C’est l’explication la plus probable de la nomination de Collins sans sourciller. Quel que soit son « travail de jour » chez PwC, lui et ses collègues étaient des membres établis et de confiance du cercle restreint de l’État. Il est probable que les représentants du gouvernement avec lesquels il travaillait n’avaient tout simplement pas pensé qu’il ferait jamais quelque chose de sérieux en contradiction avec leurs propres priorités et objectifs.
Cela nous amène à l’aspect le plus troublant de celui-ci. Le pouvoir et l’influence croissants des géants du conseil à tous les niveaux de gouvernement et dans toutes les sphères politiques ne sont pas vraiment, comme on le présente généralement, une question de « capture de l’État » par le secteur privé. Lorsqu’il s’agit d’éléments authentiquement de la classe dirigeante au sein de l’État, il s’agit plus de collaboration que de capture.
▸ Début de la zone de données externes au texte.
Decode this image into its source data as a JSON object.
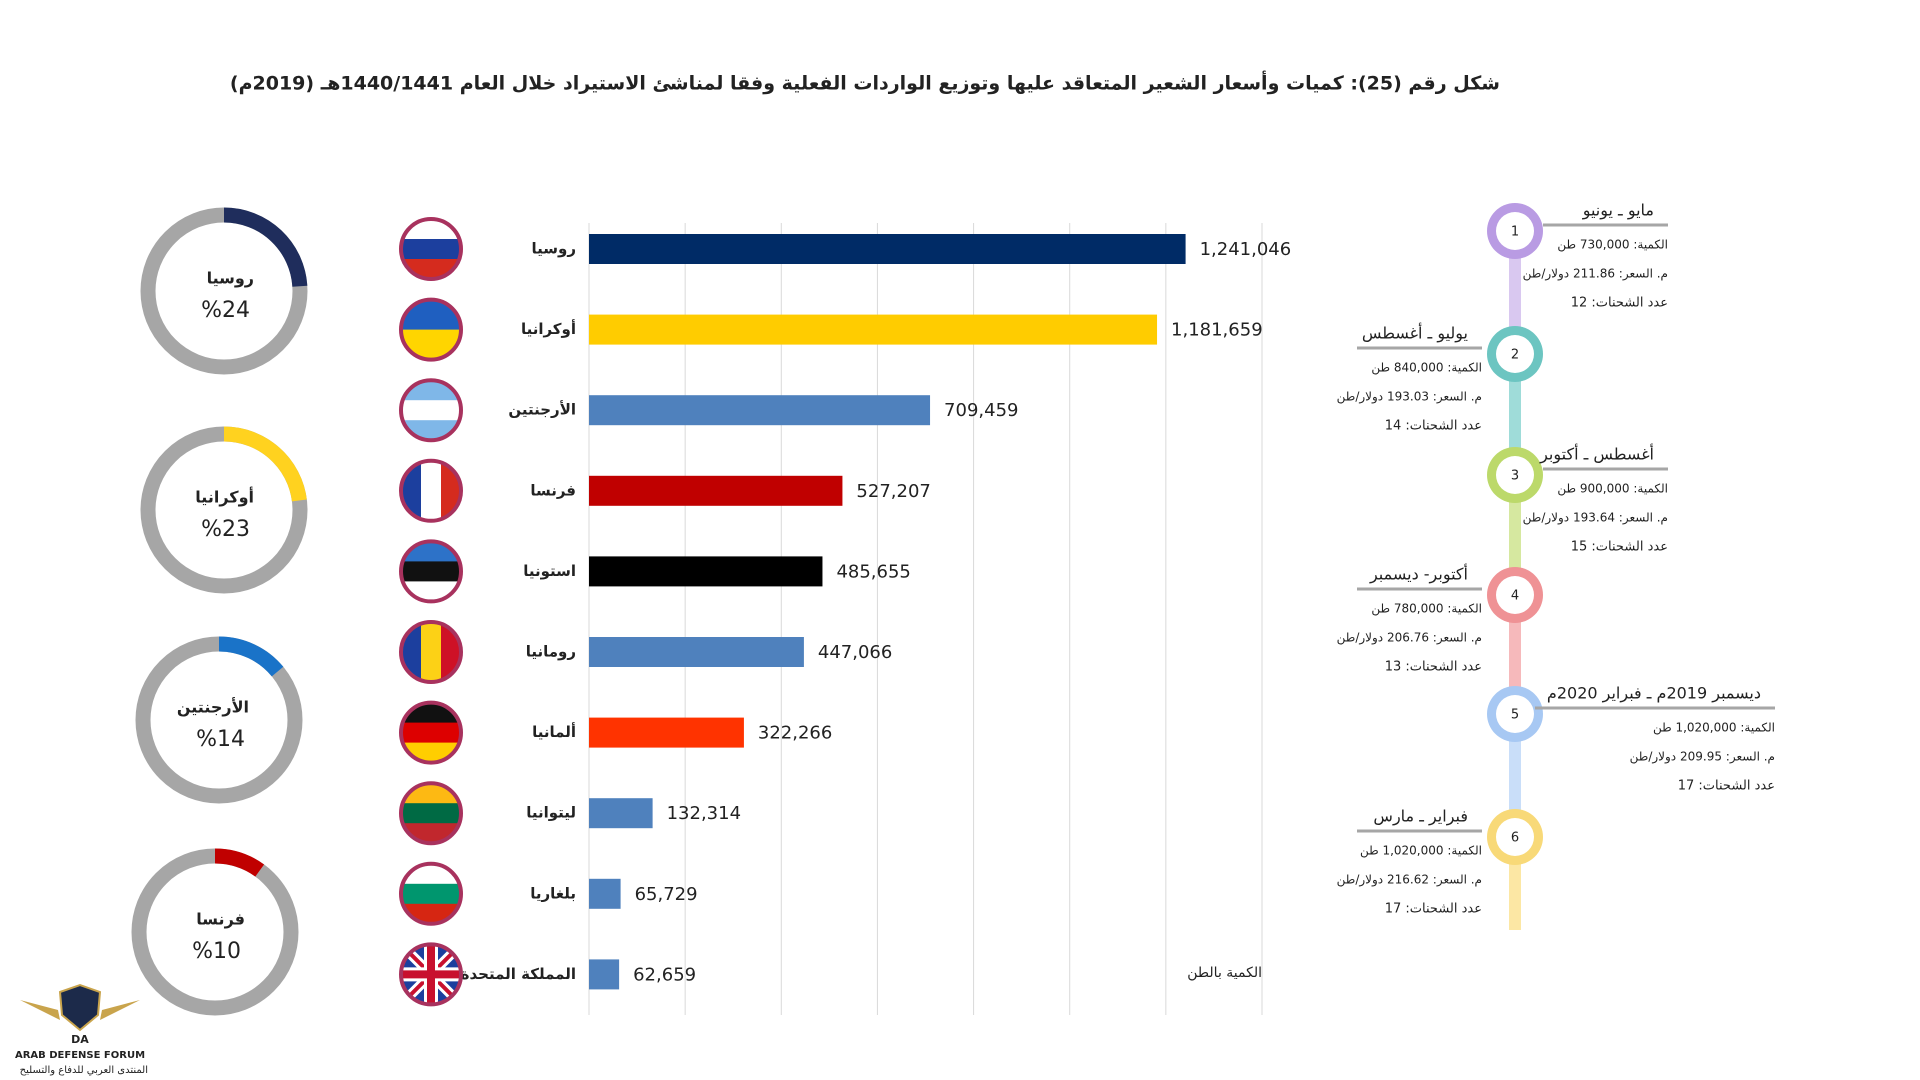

De plus en plus, semble-t-il, les gouvernements et les plus hauts fonctionnaires qu’ils nomment préfèrent les conseils de consultants privés à ceux (de ce qui reste) de la fonction publique. Les fonctionnaires sont souvent des gens honnêtes et décents qui s’engagent souvent à fournir des conseils « francs et sans peur » fondés sur des recherches et des analyses sérieuses et une évaluation de ce qui est dans l’intérêt public. Les consultants comme Peter Collins, en revanche, ne sont vraiment intéressés que par gagner de l’argent. En tant que tels, ils sont beaucoup plus susceptibles de fournir le type de conseils que les gouvernements souhaitent entendre.
Le rôle croissant des consultants dans l’État capitaliste – pas seulement en Australie mais dans le monde entier – reflète la lutte des classes de plus en plus nue au cœur de notre société. Il devient de plus en plus difficile pour les gouvernements de quadriller le cercle consistant à servir les intérêts des grandes entreprises et des riches tout en semblant gouverner dans l’intérêt de tous. Ce que la classe dirigeante attend des gouvernements est tout simplement trop en décalage avec ce que demande la masse des gens ordinaires.
Dans de nombreux endroits du monde, et tout au long de l’histoire du capitalisme, cette divergence d’intérêts a été « résolue » au niveau politique via des limitations de la démocratie ou une dictature pure et simple. L’intégration croissante des géants du conseil avec l’État et le genre de perspective irresponsable, sans moralité et pro-business sans vergogne qu’ils y implantent devraient être considérés comme une étape dans cette voie.
James Plested est rédacteur en chef de Drapeau rouge.